Penyakit Human Immunodeficiency Virus (HIV) terus mengintai tanpa ampun di Lombok Tengah. Data dari Dinas Kesehatan mengungkap angka yang mencengangkan: 578 warga terinfeksi HIV, dengan 64 kasus baru ditemukan sepanjang 2024. Tidak berhenti di situ, dari angka ini, sebanyak 213 di antaranya telah berkembang menjadi Acquired Immune Deficiency Syndrome (AIDS)—tahap akhir yang paling mematikan.
Fakta lebih mengerikan datang dari Kepala Dinas Kesehatan Lombok Tengah, Suardi. Ia mengungkap, lima dari kasus tersebut adalah ibu hamil. “Kalau tidak segera dicegah, bayi yang dilahirkan bisa positif HIV,” tegasnya, Kamis (2/1). Kondisi ini memperlihatkan betapa ganasnya virus ini menjalar tanpa terlihat. Kasus balita meninggal akibat HIV dari ibunya yang terinfeksi jadi bukti nyata betapa mendesaknya situasi ini.
Namun, penyebab utama ledakan kasus ini lebih dari sekadar angka. Suardi menyebut, penyuka sesama jenis (LSL) menjadi kelompok dominan dalam penyebaran virus. “Angkanya cukup tinggi. Ini realitas yang tidak bisa kita abaikan,” ujarnya.
Ironisnya, penyebaran HIV tidak kasat mata. Mereka yang terinfeksi sering kali terlihat sehat. “Ini yang berbahaya, karena orang bisa merasa aman padahal risiko ada di sekitar kita,” tambahnya. Hal ini diperparah oleh stigma sosial yang membuat identitas pengidap tidak bisa diumumkan. “Kita tidak boleh sebut nama atau alamat karena melanggar HAM. Akhirnya, semua orang berisiko.”
Lalu, apa yang bisa dilakukan? Suardi mengingatkan, langkah pencegahan sederhana seperti kesetiaan pada pasangan dan penggunaan kondom bisa menyelamatkan nyawa. “Nakes juga harus disiplin dengan APD, karena mereka sangat rentan,” katanya.

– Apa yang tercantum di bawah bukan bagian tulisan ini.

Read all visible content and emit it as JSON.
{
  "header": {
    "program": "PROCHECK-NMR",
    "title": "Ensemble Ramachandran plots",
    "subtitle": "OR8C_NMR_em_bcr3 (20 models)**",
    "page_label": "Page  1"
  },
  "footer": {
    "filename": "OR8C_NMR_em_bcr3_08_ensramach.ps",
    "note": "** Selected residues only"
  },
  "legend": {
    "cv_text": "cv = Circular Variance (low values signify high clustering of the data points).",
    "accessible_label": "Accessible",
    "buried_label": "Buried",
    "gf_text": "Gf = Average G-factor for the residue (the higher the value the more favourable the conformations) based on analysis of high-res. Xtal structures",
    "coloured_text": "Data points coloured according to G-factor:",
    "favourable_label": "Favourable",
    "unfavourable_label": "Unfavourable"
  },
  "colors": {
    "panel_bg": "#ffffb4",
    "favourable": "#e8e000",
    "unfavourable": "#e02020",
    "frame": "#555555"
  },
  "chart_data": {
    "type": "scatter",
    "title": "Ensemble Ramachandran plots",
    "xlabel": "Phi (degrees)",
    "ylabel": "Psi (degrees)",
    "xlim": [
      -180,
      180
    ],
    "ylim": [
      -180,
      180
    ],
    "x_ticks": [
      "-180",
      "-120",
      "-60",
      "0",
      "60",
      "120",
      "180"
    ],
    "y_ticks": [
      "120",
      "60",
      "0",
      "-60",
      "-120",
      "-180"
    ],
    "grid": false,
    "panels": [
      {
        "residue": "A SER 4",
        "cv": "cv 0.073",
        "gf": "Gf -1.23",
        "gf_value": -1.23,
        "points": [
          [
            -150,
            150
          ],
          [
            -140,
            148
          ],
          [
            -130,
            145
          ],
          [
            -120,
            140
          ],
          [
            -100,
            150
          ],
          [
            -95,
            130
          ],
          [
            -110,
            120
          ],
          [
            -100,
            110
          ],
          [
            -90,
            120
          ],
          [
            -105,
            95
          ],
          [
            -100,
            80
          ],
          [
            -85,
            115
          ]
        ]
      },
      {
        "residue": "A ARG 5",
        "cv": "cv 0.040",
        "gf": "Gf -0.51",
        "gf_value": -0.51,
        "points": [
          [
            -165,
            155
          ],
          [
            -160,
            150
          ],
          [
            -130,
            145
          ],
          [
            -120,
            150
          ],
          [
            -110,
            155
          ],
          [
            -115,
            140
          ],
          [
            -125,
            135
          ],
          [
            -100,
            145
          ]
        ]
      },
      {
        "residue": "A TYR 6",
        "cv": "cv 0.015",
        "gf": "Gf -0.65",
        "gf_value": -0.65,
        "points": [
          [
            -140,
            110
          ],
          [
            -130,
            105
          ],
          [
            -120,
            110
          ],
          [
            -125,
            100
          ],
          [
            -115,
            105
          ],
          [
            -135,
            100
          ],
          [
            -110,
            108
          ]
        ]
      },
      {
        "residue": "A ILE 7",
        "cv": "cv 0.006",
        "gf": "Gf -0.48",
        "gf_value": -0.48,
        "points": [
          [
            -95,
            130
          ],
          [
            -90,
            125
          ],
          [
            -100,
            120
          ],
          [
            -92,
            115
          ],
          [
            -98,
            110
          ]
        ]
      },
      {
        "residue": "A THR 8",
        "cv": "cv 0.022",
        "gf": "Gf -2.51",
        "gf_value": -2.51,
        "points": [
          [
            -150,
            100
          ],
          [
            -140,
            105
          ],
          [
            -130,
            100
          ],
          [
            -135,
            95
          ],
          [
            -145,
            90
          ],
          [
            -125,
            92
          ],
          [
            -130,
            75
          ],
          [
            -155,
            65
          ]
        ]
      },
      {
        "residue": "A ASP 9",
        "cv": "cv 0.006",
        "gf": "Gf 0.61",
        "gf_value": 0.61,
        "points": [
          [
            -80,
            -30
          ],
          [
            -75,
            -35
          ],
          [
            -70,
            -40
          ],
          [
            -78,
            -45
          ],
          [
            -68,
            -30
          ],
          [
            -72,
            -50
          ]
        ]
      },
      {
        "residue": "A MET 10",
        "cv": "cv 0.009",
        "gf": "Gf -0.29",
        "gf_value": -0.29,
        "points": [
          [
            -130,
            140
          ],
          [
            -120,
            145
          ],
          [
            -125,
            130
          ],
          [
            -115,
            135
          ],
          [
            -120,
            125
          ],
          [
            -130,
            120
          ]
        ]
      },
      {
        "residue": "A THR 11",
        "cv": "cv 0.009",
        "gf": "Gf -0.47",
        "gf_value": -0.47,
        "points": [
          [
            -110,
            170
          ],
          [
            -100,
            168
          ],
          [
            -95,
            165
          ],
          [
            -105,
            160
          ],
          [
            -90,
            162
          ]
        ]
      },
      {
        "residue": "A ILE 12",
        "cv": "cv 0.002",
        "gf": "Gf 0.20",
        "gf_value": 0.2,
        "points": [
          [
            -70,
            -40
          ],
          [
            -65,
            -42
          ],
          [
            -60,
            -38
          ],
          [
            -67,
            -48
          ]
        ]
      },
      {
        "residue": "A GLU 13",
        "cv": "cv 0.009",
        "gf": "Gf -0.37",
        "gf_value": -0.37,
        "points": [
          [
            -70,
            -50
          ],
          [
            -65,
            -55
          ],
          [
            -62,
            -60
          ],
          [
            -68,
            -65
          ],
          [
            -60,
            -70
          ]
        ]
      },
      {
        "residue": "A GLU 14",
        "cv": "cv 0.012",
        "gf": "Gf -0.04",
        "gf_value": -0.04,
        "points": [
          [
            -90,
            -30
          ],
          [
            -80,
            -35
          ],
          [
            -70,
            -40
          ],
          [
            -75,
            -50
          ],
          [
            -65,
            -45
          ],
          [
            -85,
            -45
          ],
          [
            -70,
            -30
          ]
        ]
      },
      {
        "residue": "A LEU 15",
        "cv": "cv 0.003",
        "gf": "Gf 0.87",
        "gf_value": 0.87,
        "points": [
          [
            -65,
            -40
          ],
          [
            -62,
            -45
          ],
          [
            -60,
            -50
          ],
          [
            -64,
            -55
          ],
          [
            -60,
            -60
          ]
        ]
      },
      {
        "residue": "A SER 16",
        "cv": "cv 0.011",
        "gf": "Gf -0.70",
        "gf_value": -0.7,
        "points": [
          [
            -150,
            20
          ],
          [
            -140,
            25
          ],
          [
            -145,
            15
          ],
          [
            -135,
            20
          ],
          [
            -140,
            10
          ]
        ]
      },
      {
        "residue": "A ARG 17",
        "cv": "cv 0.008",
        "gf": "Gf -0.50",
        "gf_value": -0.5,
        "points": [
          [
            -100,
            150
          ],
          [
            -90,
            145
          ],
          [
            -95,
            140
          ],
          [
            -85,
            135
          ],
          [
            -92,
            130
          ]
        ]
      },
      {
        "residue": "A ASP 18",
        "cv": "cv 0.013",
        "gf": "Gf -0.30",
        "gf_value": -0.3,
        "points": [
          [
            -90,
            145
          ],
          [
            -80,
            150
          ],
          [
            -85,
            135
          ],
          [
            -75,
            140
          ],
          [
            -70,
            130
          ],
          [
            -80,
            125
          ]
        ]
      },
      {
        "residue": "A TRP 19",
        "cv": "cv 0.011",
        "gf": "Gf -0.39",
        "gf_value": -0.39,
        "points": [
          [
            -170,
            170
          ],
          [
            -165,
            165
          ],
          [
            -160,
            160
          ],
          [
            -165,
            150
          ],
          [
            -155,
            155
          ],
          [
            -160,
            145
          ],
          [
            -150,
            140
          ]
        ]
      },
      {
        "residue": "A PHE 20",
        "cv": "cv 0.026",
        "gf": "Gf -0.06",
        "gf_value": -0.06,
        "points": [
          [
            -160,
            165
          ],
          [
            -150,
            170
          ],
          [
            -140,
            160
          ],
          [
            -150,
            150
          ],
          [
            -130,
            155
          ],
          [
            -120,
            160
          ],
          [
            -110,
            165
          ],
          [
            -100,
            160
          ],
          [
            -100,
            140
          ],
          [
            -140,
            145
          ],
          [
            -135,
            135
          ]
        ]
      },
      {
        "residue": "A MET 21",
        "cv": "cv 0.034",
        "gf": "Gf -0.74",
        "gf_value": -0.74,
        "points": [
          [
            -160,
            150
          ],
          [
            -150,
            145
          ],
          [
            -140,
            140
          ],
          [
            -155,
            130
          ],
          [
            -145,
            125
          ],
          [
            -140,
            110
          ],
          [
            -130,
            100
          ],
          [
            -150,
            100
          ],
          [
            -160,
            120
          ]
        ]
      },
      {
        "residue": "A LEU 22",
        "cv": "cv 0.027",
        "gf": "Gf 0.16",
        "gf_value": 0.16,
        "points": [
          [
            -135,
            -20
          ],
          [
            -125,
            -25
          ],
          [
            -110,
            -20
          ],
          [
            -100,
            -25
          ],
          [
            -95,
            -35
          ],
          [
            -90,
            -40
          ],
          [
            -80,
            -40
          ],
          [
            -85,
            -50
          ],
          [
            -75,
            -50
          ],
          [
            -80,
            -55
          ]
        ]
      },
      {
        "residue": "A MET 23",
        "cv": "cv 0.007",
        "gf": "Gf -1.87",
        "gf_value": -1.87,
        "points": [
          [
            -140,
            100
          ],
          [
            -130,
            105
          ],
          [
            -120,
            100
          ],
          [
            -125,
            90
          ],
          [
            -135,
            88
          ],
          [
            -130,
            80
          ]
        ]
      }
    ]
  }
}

Dinas Kesehatan terus memantau perkembangan kasus, tapi Suardi mengakui perlunya peran aktif Komisi Penanggulangan HIV/AIDS untuk mencegah lonjakan lebih jauh. “Kalau kita tidak bertindak cepat, ini bukan hanya masalah mereka yang terinfeksi, tapi kita semua.”
Kasus ini tidak hanya soal angka. Di balik setiap statistik ada cerita, ada manusia. Dan saat seorang balita kehilangan hidupnya karena HIV, kita tahu bahwa ini bukan lagi sekadar berita. Ini panggilan untuk bertindak.